Suffix construction#

Using the generated halfspace-polytope, we build a suffix subnetwork that classifies whether outputs satisfy the specification. The constructed suffix has two layers, a hidden fully-connected layer with ReLU activations, and dimension equal to the number of constraints in the halfspace-polytope defined by the current disjunct, and a final output layer of size 2.

The hidden layer of the suffix has a weight matrix equal to the constraint matrix, \(A\), of the halfspace-polytope representation, and a bias equal to \(-b\). With this construction, each neuron will only have a value greater than 0 if the corresponding constraint is not satisfied, otherwise it will have a value less than or equal to 0, which becomes equal to 0 after the ReLU activation is applied. In the DroNet problem for example, one of the constraints for a disjunct is \((\mathcal{N}(x)_S \leq -5^{\circ})\).
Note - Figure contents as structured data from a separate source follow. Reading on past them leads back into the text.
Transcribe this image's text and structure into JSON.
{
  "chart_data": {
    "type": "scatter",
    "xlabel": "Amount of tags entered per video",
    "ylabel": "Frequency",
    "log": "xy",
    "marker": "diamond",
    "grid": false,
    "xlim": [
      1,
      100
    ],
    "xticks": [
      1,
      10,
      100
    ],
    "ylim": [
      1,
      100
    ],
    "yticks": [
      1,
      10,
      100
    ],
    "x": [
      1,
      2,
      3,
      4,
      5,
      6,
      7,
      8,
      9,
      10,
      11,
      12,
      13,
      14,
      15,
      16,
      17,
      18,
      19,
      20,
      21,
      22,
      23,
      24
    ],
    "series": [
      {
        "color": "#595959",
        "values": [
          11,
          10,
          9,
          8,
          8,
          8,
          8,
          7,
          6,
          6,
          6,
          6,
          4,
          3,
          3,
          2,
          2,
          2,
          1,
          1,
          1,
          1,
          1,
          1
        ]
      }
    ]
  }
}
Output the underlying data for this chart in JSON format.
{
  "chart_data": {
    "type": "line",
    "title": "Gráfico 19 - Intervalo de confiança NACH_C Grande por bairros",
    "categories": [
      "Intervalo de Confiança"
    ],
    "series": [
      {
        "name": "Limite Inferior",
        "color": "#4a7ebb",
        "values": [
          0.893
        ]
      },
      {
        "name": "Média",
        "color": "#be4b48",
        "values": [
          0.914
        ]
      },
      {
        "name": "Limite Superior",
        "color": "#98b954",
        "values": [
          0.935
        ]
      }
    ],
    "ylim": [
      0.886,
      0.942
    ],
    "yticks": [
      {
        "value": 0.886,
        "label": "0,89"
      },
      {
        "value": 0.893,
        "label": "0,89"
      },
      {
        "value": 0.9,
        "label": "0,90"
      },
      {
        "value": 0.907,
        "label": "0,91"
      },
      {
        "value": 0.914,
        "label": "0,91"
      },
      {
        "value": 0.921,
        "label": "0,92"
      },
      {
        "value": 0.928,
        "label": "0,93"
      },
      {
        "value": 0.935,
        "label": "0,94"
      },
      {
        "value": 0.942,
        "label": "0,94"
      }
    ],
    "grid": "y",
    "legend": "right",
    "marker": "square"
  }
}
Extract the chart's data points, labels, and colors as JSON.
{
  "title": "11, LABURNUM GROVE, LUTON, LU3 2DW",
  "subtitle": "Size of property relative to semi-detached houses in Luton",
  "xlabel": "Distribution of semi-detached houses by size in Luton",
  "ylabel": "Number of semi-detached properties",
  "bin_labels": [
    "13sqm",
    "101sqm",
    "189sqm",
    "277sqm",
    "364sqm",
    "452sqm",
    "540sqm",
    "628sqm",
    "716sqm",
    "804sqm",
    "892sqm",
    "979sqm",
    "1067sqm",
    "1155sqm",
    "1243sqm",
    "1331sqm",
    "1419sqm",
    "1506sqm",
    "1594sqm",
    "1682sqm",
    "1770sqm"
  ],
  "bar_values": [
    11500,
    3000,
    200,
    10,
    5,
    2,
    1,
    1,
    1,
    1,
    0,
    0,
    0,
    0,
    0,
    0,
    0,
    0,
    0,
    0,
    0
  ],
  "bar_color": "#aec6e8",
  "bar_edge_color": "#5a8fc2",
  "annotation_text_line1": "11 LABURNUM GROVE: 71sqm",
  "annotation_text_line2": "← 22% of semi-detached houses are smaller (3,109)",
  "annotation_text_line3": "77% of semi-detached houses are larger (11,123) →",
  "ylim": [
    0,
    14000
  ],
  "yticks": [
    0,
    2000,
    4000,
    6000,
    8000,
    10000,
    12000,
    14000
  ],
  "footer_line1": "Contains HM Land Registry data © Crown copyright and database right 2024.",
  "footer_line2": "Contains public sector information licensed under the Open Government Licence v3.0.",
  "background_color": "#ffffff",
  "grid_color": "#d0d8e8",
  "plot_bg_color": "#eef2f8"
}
For this conjunct we define the weights for one of the neurons to have a weight of 1 from \(\mathcal{N}(x)_S\), a weight of 0 from \(\mathcal{N}(x)_P\), and a bias of \(5^{\circ}\).

The output layer of the suffix has 2 neurons, each with no activation function. The first of these neurons is the sum of all neurons in the previous layer, and has a bias value of 0. Because the neurons in the previous layer each represent a constraint, and each of these neurons is 0 only when the constraint is satisfied, if the sum of all these neurons is 0, then the conjunction of the constraints is satisfied, indicating that a violation has been found. The second of these neurons has a constant value of 0 – all incoming weights and bias are 0. The resulting network will predict class 1 if the input satisfies the corresponding disjunct and class 0 otherwise.

Problem construction#

The robustness property specification states that the network should classify all inputs that satisfy the input preconditions as class 0 – no violations. If a violation is found to this property, then the original property is violated by the input that violated the robustness property. In the end, we have generated a set of verification problems such that, if any of the problems is violated, then the original problem is also violated. This comes from our construction of a property for each disjunct in the DNF of the negation of the original property.